OK, so I totally feel like this blog is bi-polar lately. Sad, weird, sad, weird, sad wierd. Whatever. That’s how I roll right now.
So yesterday I was getting ready to tour a property for some friends of ours, when my cell phone rang. It was a number I didn’t recognize, and Joey told me I’d better go take it. I answered the phone and discovered it was a lady from church, a lady I had never seen before in the course of my life as she goes to first service.
“I have a rather odd request for you,” she said.
“OK,” I said.
“My daughter is getting married in December, and I wondered if you’d be willing to sing for it. My daughter decided she didn’t like the last person I picked. Said she had too much vibrato, but she was such a nice singer, she was classically trained Opera.”
Now that’s what I call pressure…what if she doesn’t like ME! I am certainly not Opera trained (or any kind of trained, really) but the thought of her daughter, who lives in Colorado, listening to a poorly made CD (or – horrors – a CASSETTE TAPE!) and giving the thumbs up or thumbs down gives me the jibblies.
“Uhhh…” I paused, “What does she want me to sing?”
“Well, she wants someone to sing acapella. It will be a formal evening wedding,” the lady said.
Acapella.
Nice.
For a formal evening wedding.
“I can sing acapella…” I said hesitantly, wondering if this whole thing wasn’t spiraling down the path of no return and that I just was going to get my feelings hurt when her daughter gave me the heave-ho.
“Have you ever heard me sing?” I asked.
“No,” said the lady. “But you were highly recommended. Now what do you charge?”
This is the part of the conversation where I actually burst out laughing. And very loud laughing, too. I have never in my entire life charged anything for any of the weddings I’ve sung in, and I told the lady as much.
“We can work that out later,” she said.
I finally ended the call by mentioning to the lady that I’m singing on Sunday, so she can come give me a test run in the worship service to see if it’s worth bothering her daughter to listen to another CD/tape of someone her mother has selected.

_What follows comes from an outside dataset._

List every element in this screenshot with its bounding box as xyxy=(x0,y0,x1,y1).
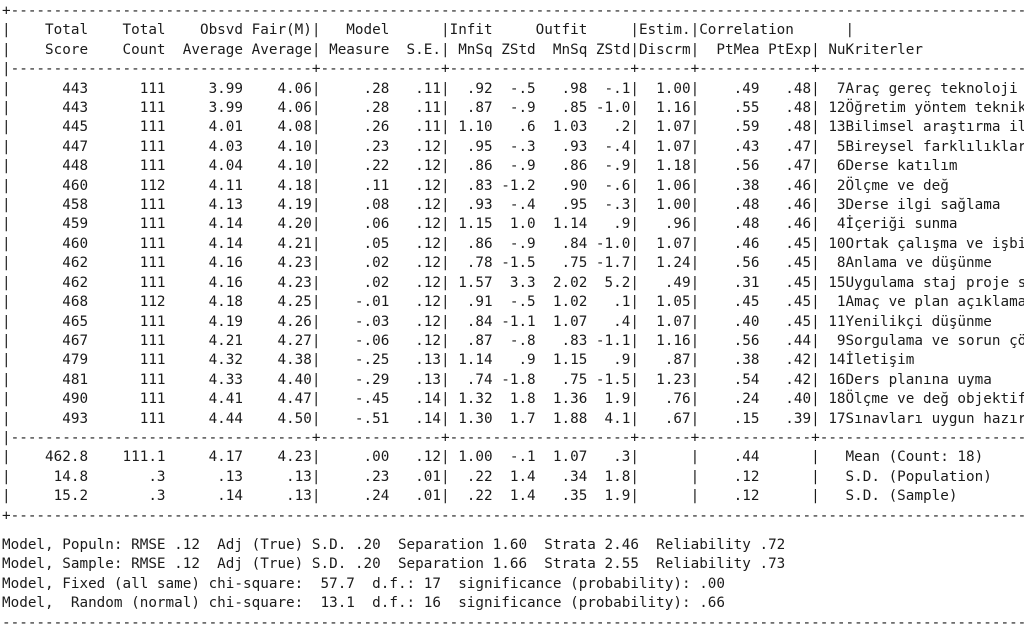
measurement-table: +---------------------------------------… xyxy=(2,3,1024,524)
model-statistics-footer: Model, Populn: RMSE .12 Adj (True) S.D. … xyxy=(2,536,1024,631)
footer-spacer xyxy=(2,526,1024,536)
facets-measurement-report: +---------------------------------------… xyxy=(0,0,1024,633)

Now I’m going to be so nervous on Sunday, so my voice will probably crack and go flat and I’ll sing the wrong songs. This is lame and weird and cracks me up, all at the same time.
When I related the utter strangeness of the phone call to Joey, he laughed and laughed, poked me in the ribs and called me the wedding singer.
However, if she does wind up paying me, he won’t laugh anymore.